Hey! I'm Gabriela, aka, 'Fortunate Bruja' -- but you don't have to call me that. It's a name I chose for my practice because of an affinity I feel with the card in the Tarot known as The Wheel of Fortune. When I first started reading Tarot years ago, something about the symbolism of this particular card especially piqued my interest. Though every card has so much to unpack, I felt like this one had so much to say -- I mean, what was the strange figure, seemingly carrying the wheel on its back, and what was the significance of the sphinx sitting atop it? Not to mention, the almost hieroglyphic looking symbols on the wheel itself. And what could the four characters in each corner, which I later discovered symbolized the Judeo-Christian Tetramorph, of the card possibly mean? And why did they appear again on The World card?
What eventually came of these questions was a deep reverance for Lady Fortune herself, initiated by my encounter with the Tarot, affirmed through my daily practice of astrology, and cemented when I read The Consolation of Philosophy by the medieval Christian philosopher, Boethius, in my second year as a philosophy undergradate.
Before Descartes, and the dawn of the scientific age that we still find ourselves in, our modern technologies and the luxuries afforded by them birthed a global collective less concerned with seemingly primitive forces that those of a time gone by were unambiguously aware of. Having less control over the direction of their immediate lives, the natural world, as well as being subject to the rise and fall of empires ruled by all variation of colourful monarchs, people had a greater sense of the role both Fortune and Fate played in their lives. In fact, Plato himself writes one of the most well-known stories about the very Fates themselves, known as The Myth of Er. In it, he speaks of the three sister goddesses whom apportion each soul their lot in life, and thus, their destiny.
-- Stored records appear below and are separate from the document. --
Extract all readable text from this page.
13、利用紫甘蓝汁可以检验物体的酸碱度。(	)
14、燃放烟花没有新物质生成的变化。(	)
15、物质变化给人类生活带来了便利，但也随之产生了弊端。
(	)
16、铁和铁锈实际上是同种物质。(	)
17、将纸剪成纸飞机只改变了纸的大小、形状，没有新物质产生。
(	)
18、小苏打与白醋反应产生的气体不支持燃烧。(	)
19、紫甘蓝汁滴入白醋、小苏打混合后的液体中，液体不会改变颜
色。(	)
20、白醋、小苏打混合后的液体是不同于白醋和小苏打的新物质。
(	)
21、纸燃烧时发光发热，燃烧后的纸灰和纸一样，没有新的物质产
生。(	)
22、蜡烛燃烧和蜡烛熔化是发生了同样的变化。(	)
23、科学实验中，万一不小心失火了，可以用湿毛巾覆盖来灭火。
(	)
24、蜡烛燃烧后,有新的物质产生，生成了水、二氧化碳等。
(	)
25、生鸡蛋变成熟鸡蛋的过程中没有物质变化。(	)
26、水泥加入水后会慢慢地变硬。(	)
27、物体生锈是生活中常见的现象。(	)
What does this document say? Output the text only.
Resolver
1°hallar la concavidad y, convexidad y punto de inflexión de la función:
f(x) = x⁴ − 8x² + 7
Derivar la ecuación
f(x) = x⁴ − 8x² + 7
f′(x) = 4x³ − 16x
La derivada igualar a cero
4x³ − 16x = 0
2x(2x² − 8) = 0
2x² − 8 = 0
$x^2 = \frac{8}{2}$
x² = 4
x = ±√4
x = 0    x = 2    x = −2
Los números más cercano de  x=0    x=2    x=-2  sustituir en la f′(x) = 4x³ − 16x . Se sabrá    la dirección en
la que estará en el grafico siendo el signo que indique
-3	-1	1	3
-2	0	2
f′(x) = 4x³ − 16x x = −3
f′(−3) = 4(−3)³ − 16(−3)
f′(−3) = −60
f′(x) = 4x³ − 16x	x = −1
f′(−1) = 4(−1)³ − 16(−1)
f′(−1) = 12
Fortune, though not the source of one's destiny, is certainly a driving force behind it, for one condition of living within this material plane is that we must unwittingly ride her ever-turning wheel seems to forcibly barrels us across, or lovingly whisks us along the path we are to be on. Or, as Boethius writes, "...Happy Fortune by her sweet-talking drags people off the path, away from the true good; time and again, Adverse Fortune drags them back again with her hook, and they return to the true goods." And this is why I chose the name 'Fortunate Bruja', for as humans, so much of our lives are riddled with uncertainty both wondrous and terrifying, settling for one moment into Fortune's good graces, and in the next, are dethroned into the abyss. It is all too easy to become transfixed, even possessed by winning Fortune's love that we become her vassal, to the extent that we are dragged further away from ourselves and those we love because of the idea of a sunk-cost fallacy, and from those soul-enriching and ecstatic moments that are only experienced when we peer into each and every nook and cranny of our lives, no matter what we may find staring back at us.
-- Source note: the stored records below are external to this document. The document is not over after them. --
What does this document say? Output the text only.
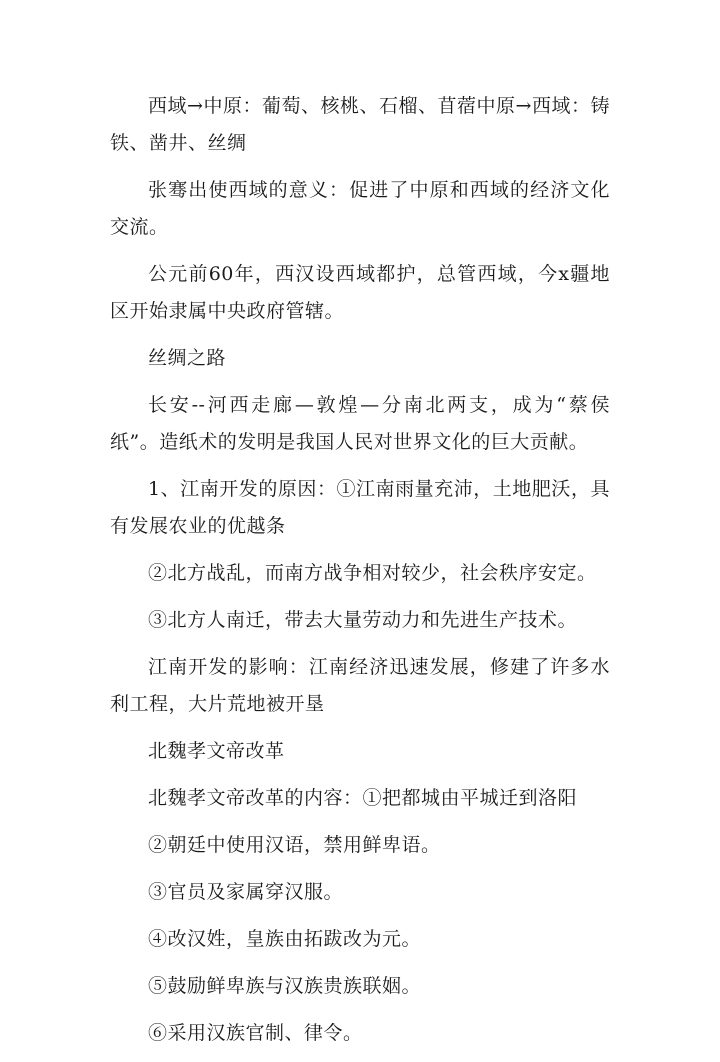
西域→中原：葡萄、核桃、石榴、苜蓿中原→西域：铸铁、凿井、丝绸

张骞出使西域的意义：促进了中原和西域的经济文化交流。

公元前60年，西汉设西域都护，总管西域，今x疆地区开始隶属中央政府管辖。

丝绸之路

长安--河西走廊—敦煌—分南北两支，成为“蔡侯纸”。造纸术的发明是我国人民对世界文化的巨大贡献。

1、江南开发的原因：①江南雨量充沛，土地肥沃，具有发展农业的优越条

②北方战乱，而南方战争相对较少，社会秩序安定。

③北方人南迁，带去大量劳动力和先进生产技术。

江南开发的影响：江南经济迅速发展，修建了许多水利工程，大片荒地被开垦

北魏孝文帝改革

北魏孝文帝改革的内容：①把都城由平城迁到洛阳

②朝廷中使用汉语，禁用鲜卑语。

③官员及家属穿汉服。

④改汉姓，皇族由拓跋改为元。

⑤鼓励鲜卑族与汉族贵族联姻。

⑥采用汉族官制、律令。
So, while 'Bruja', meaning 'witch' in spanish, honours the part of me that is material, who is at times, beholden to the easily-seduced sensible body, and is tied down to a certain, time, place, and heritage, 'Fortunate' is the reminder that I am also a soul having a human experience, an eternal substance which allows me, now, to have a momentous though momentary brush with existence, and the gift of encountering the boringly mundane and the confoudingly ineffable. Most of all, it's a reminder to preserve a ceaseless faith in life, no matter the turning of Fortune's great wheel, because I have a purpose, a destiny, and a place in this world -- after all, don't forget that the four symbols of the Tetramorph on The Wheel card also appear on The World. And it is my greatest wish to help you understand yours, too.




The nitty-gritty:
Year One Certification, Nightlight Astrology (Adam Elenbaas): completed in Summer 2024
Bachelor of Philosophy with a minor in Psychology, University of Alberta: prospective completion in Spring 2026
I plan to complete the Masters of Psychotherapy and Spirituality at St. Stephen's College (University of Alberta) following my undergraduate degree, and eventually, complete the necessary training to become a Jungian analyst as part of my therapeutic practice. I also plan to complete the Year Two and Three programs at Nightlight Astrology, and weave my astrology practice with my therapeutic practice.